The Sitka Community Development Corporation is trying to rebuild momentum for affordable housing in town.
The organization is also working on ideas to ensure its own sustainability.
Board chair Greg Reynolds says the SCDC has been surviving off of its savings lately, and has been exploring ways to generate some revenue.
He asked the Sawmill Cove board of directors recently if there was land available at the park for a “materials reuse center” – sort of a White E for builders.
“And it just seems like an idea – Sitka being a world-class garage sale town – that people would make use of it. There are lots of materials that get shipped out in the garbage stream.”
Reynolds says there will be no retail storefront, just a couple of shipping containers at first, possibly covered by a roof, and surrounded by a fence.
Reynolds is a builder himself. He says there’s a broad spectrum of stuff leaving town that – with some screening – could be put to good use.

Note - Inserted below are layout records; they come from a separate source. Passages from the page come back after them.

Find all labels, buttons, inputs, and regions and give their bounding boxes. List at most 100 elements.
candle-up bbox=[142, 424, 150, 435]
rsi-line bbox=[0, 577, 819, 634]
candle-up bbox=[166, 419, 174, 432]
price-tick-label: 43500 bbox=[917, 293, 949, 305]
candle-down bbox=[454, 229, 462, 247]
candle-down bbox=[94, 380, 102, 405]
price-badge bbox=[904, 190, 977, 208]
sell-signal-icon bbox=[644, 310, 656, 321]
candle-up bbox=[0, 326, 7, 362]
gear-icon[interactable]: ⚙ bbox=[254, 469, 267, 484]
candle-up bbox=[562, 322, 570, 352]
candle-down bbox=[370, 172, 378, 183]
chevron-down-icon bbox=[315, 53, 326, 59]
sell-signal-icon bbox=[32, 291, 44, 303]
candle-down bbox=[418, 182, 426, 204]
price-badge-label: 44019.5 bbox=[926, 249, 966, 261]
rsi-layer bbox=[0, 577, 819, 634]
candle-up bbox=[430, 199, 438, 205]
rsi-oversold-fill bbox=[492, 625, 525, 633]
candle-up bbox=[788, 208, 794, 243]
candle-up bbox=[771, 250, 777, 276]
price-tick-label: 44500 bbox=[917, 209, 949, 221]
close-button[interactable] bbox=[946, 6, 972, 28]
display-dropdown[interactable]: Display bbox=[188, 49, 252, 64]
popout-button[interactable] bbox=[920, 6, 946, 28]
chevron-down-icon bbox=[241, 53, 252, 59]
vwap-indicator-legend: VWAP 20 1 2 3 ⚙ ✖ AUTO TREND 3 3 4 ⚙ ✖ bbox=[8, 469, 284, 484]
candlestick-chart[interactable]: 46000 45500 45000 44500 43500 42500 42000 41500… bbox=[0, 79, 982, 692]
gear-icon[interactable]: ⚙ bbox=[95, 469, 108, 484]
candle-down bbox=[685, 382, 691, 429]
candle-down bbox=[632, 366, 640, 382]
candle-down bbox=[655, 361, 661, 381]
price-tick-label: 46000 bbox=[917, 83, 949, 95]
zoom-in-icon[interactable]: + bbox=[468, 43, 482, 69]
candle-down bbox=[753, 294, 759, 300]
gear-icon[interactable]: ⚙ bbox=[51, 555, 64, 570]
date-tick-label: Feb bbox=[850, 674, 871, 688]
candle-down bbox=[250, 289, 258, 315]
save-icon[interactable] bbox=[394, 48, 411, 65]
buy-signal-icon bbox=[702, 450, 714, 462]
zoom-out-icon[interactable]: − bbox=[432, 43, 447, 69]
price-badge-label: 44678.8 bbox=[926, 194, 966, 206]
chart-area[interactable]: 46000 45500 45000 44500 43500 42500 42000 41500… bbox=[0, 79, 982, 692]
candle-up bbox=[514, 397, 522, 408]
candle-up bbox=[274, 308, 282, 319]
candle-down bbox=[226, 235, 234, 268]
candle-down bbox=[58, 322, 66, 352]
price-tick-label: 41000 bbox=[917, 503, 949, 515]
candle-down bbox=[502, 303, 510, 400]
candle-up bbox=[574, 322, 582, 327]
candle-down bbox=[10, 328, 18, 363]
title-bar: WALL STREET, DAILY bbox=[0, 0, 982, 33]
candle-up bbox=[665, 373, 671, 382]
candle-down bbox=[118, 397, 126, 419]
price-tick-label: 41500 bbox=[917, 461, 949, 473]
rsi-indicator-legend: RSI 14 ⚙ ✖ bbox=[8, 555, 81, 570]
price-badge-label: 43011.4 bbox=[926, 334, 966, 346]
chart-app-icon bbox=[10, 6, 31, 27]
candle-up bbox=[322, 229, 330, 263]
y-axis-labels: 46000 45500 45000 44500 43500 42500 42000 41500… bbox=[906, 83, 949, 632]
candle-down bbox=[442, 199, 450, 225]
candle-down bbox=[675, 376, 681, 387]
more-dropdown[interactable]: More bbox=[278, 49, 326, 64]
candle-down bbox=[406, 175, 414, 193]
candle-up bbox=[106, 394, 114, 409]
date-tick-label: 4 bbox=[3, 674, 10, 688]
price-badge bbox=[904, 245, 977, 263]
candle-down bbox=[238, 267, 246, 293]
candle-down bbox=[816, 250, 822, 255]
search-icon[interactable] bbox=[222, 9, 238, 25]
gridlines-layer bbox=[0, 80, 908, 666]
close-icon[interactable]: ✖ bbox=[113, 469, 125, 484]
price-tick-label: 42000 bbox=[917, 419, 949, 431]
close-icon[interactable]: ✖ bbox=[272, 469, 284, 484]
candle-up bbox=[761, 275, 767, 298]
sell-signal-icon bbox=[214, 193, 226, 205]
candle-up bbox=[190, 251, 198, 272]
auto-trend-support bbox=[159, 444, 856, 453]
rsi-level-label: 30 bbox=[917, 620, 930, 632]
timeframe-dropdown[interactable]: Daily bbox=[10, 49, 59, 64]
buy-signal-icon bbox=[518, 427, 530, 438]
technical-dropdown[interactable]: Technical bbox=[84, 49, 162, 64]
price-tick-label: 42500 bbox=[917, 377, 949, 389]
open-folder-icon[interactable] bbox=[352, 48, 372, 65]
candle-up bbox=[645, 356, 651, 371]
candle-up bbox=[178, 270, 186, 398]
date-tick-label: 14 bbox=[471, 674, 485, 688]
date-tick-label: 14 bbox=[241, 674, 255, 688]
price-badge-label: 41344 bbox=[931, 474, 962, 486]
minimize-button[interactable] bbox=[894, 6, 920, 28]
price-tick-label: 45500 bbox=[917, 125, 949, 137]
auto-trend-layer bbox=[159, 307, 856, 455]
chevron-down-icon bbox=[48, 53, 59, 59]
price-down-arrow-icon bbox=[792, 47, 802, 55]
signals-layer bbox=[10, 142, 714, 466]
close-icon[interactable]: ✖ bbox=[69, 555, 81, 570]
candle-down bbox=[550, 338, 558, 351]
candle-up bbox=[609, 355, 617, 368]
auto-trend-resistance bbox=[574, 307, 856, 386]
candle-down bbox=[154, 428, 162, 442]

“Whatever people want to get rid of. Some contractors take a large amount of material down to the transfer station and just throw it away. Whatever we can get: 2×4’s, plywood, some people by excess materials. Individuals, too. I’ve got a pile of things that could be sold in a reuse center in my basement that I’ve been saving. I talk to people and they say, Oh yeah, I’ve got boxes of nails, this and that, this old window we could donate. So we’ll look far and wide.”
Reynolds thinks that ultimately, the materials reuse center may support a half-time position. The SCDC has not made any formal agreement yet with Sawmill Cove. Park staff is preparing proposals for a couple of sites that might suit the project.
And until that half-time position is created, the person you might see working at a future materials re-use center is assembly member Mim McConnell. McConnell serves as the unpaid director of the SCDC.
The SCDC was formed in 2006, as community leaders developed strategies to address the growing gap between average incomes and the cost of housing.
After a planned development on the old city shops land failed to win federal tax credits a few years ago, that effort flagged. Now, McConnell and the SCDC are on a new tack: Community Land Trusts, or CLT’s.
“It brings down the cost of a home, because they don’t have to pay for the land that the house is sitting on. In Sitka that is a huge deal, because as everyone knows who’s looked around, land prices are so high here. And we’ve just seen that at the assembly table.”
McConnell is referring to the recent auction of nine lots in the new Jacobs Circle subdivision in the Benchlands, with starting prices ranging from $99,000 to $164,000. No bidders showed up.
Community Land Trusts are widespread in the lower forty-eight. McConnell says the model has been used in retirement communities, and in other settings, where housing is the primary goal – rather than, say, building retirement savings.
Community Land Trusts operate outside of normal market forces.
“It’s an effective tool to help people get a home of their own. And they can sell it again, but it’s tied to the median income in town, and you can never speculate on a house like this. You’re not allowed to do that.”
McConnell attended a national CLT conference in Seattle earlier this fall and says she learned a lot. The SCDC is exploring a number of possibilities around town. A Community Land Trust can be built from scratch on donated land, or it can purchase existing homes and convert them into a trust.
Board chair Reynolds says it’s all about closing the gap between what regular people in Sitka can pay and what they can afford.
“The ratio of median income to starter-home price used to be 1:2 or 1:3. Now it’s 1:6. We’re trying to bring it down to 1:3.”
Reynolds says the SCDC is planning to hold some community forums on the issue in the new year.